Des insecticides, des herbicides, des fongicides… il y a des fortes chances qu’il y en ait des traces chez vous. Selon une étude de l’Ineris (Institut national de l’environnement industriel et des risques) publiée ce mercredi, qui évalue l’exposition des enfants franciliens à certains pesticides présents dans l’environnement intérieur, 94% des foyers étudiés en recèlent.
Mais d’où viennent ces substances ? « Des produits que nous appliquons aux plantes et aux animaux domestiques, comme du shampooing anti-poux, ainsi que des traitements du bois de charpente et des peintures, par exemple », explique Corinne Mandin, ingénieur chargée d’études de l’air intérieur à l’Ineris. Et même les substances que l’on utilise dans son jardin se retrouvent dans la maison, portées par les animaux domestiques et nous-mêmes.
Sur les 130 enfants participant à l’étude, 70% ont excrété des dérivés de pesticides organophosphorés. Si le lien entre l’exposition aux pesticides présents dans les environnements intérieurs et l’impact sur la santé n’a pas encore été précisément établi, la toxicité de ces produits est avérée. « Nous avons besoin de plus de travaux de recherche pour déduire des liens entre substances chimiques et pathologies, confirme Corinne Mandin. Les études sur la pollution de l’air intérieur n’ont vraiment commencé qu’en 2000 en France alors que les pays anglo-saxons y travaillent depuis les années 1970. »
Quand on sait qu’un Français passe en moyenne 22 heures sur 24 en espace semi-clos ou clos, on apprécie l’importance d’étudier la qualité de l’air intérieur. D’autant plus que les études montrent qu’elle est souvent plus polluée qu’à l’extérieur. Le Grenelle de l’environnement a ouvert la voie à la recherche dans ce domaine. Le projet de loi Grenelle 1 indique par ailleurs que l’étiquetage des produits de construction et de décoration va devenir obligatoire et les substances cancérigènes et reprotoxiques interdites.
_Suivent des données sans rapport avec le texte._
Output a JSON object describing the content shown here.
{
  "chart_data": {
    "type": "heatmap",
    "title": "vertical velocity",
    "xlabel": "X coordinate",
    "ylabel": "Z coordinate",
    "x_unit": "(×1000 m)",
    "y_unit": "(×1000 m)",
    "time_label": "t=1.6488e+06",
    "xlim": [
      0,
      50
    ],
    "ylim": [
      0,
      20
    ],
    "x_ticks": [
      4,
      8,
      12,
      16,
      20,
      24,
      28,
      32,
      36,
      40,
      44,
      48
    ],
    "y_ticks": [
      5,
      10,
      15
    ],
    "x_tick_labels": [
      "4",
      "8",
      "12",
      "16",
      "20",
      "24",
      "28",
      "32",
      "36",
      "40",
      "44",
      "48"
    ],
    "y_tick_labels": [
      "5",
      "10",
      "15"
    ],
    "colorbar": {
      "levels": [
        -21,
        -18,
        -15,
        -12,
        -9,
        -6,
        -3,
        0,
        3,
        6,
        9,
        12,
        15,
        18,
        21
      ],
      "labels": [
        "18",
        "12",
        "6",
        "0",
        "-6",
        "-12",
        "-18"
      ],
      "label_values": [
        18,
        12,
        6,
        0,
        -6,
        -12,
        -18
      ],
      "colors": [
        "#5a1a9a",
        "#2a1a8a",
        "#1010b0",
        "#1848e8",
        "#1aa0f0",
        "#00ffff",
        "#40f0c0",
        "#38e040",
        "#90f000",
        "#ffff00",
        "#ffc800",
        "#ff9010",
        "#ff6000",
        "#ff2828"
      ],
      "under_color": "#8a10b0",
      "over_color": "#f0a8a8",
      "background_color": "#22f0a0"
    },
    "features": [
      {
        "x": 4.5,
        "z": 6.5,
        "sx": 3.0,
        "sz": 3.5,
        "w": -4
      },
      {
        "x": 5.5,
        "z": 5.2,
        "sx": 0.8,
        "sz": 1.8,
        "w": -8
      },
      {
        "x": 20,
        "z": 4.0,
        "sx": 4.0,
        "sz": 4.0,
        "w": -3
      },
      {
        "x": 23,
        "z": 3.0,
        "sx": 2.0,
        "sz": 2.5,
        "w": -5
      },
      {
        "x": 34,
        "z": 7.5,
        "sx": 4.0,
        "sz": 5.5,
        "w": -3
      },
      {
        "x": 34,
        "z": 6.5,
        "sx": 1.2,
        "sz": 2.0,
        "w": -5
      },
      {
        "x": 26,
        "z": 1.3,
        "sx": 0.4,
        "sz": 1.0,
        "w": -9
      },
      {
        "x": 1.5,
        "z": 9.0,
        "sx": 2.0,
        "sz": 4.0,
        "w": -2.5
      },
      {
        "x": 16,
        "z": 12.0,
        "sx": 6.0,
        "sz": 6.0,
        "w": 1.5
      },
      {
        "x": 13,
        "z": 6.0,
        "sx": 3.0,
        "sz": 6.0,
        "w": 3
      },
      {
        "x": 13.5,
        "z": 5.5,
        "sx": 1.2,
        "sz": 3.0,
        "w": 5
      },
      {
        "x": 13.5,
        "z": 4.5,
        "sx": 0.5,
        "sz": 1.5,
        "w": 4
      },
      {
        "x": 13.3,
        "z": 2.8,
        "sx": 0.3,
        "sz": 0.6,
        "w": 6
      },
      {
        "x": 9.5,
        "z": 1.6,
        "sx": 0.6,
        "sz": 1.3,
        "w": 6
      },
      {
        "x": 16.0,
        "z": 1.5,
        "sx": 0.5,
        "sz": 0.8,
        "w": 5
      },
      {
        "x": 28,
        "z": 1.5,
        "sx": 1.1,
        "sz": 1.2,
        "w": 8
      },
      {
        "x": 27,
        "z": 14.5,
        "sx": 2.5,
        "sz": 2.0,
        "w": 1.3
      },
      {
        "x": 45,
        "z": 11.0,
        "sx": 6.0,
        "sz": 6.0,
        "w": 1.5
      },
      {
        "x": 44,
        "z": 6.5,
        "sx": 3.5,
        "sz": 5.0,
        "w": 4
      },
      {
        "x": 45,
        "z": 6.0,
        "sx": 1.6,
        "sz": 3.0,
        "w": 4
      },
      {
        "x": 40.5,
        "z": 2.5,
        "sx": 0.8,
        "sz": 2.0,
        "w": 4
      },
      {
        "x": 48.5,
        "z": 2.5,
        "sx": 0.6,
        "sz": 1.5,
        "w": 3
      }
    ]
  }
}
A suivre.
Des pesticides dans nos maisons
Une étude fait état de la présence de traces de pesticides dans nos maisons et dans l’urine des enfants.

L'étude se base sur 450 prélèvements : 130 dans l'air, 129 de résidus cutanés, 126 d'urine, 65 de poussières de sols.
Moins polluer chez soi
Il est difficile voire impossible d’éliminer toute trace de produit chimique de notre intérieur. Certains produits peuvent être difficiles à remplacer et d’autres être présents dans les traitements appliqués aux matériaux de construction, comme les fongicides sur le bois pour le préserver plus longtemps. Pour limiter notre exposition, il est néanmoins possible de prendre quelques précautions de base :
• Eviter d’utiliser trop de produits chimiques et les replacer par des équivalents naturels quand c’est possible.
• Respecter les instructions, les précautions et les doses indiqués sur les étiquettes des produits.
• Veiller à toujours bien ventiler son appartement ou sa maison.